Abstract

The diet of the dorid nudibranch Platydoris argo was studied in relation to prey availability, and under different environmental conditions to evaluate richness, evenness, and plasticity of its diet. In order to assess the availability of possible prey, the sponge assemblage at two different habitats was characterized. The results showed that P. argo is a relatively specialized benthic carnivore, feeding exclusively on spiculated demosponges. However, it has a relatively polyphagous diet (16 prey-species) and adapts well to contrasting patterns of prey availability at different sites. At the location with lower sponge diversity, the diet of P. argo included more prey categories, was more diverse, and less selective (lower dietary evenness), foraging preferentially on the most frequent resource, Stylopus dujardini.

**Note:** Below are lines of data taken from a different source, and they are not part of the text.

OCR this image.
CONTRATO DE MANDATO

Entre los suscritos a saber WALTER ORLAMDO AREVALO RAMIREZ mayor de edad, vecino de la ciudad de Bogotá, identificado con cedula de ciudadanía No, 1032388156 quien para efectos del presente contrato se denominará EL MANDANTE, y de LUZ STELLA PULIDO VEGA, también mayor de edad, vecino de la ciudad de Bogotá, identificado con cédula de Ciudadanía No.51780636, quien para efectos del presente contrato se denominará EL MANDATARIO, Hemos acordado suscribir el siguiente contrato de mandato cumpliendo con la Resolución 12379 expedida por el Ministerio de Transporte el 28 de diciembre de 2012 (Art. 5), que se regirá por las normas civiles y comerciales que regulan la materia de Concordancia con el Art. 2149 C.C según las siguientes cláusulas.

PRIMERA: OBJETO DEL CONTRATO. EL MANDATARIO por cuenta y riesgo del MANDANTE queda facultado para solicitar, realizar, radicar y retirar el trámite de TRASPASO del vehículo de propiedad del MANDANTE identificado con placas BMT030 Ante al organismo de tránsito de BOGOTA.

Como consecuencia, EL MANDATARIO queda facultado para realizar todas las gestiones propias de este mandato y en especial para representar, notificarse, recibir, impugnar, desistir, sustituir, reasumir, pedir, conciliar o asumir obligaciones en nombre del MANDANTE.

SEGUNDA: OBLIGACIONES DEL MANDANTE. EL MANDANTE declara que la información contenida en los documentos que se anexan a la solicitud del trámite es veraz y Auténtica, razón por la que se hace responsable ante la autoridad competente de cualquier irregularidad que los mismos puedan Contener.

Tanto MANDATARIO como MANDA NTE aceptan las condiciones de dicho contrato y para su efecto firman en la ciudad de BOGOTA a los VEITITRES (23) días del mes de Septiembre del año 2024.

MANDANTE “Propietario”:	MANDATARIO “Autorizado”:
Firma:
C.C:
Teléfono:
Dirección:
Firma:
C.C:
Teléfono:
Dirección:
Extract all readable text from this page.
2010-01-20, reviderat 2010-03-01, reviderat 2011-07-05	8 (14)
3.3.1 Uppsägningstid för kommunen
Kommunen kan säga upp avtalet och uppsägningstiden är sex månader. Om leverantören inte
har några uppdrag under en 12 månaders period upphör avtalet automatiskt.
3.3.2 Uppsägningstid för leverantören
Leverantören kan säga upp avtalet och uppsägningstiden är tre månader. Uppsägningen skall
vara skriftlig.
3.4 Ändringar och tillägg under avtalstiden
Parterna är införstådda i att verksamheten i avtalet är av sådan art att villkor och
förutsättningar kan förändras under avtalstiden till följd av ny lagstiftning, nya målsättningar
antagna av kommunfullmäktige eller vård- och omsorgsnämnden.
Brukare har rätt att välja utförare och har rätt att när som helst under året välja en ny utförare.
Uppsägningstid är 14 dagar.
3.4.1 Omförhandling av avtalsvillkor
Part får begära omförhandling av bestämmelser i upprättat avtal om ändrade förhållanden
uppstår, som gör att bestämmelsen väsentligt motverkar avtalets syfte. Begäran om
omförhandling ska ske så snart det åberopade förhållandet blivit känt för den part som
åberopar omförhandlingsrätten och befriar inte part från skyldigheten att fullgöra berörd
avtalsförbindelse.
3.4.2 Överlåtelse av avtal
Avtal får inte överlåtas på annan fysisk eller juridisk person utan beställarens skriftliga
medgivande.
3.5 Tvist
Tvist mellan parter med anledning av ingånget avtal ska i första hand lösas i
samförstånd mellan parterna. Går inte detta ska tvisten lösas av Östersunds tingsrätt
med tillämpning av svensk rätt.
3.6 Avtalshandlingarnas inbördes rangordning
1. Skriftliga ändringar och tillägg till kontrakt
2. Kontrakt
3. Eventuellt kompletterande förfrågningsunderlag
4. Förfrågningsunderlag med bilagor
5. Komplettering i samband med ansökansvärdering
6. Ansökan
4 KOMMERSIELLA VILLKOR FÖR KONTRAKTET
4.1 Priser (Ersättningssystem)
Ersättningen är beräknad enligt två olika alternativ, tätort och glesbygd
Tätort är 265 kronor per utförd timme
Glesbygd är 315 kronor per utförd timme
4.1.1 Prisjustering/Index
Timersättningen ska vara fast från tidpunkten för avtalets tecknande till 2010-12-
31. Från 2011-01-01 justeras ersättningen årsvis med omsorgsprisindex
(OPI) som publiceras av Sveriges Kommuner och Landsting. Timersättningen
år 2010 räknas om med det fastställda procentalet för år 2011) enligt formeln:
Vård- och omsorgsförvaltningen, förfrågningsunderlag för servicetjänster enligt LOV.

In contrast, at a station with a clearly more diverse and abundant sponge assemblage, the diet was more selective, and Phorbas tenacior was its principal component. Despite its trophic plasticity, P. argo displayed a specialized pattern of resource exploitation in terms of niche breadth within a given habitat. Foraging was focussed on one preferred prey (which changed from one habitat to another) as indicated by the significant positive selection indexes (S. dujardini = +0.29, P. tenacior = +0.74). The revision of quantitative data on the diet of so-called 'sponge eating dorids' indicates the existence of a more specialized guild of 'spiculated demosponge eating dorids'. Most species revised are 'non-stereotyped specialist', which indicates that they have a polyphagous and plastic diet but only exploit one or few main prey species in each habitat. However, obligate specialists, with a monophagous (or rather oligophagous) diet also seem to be present.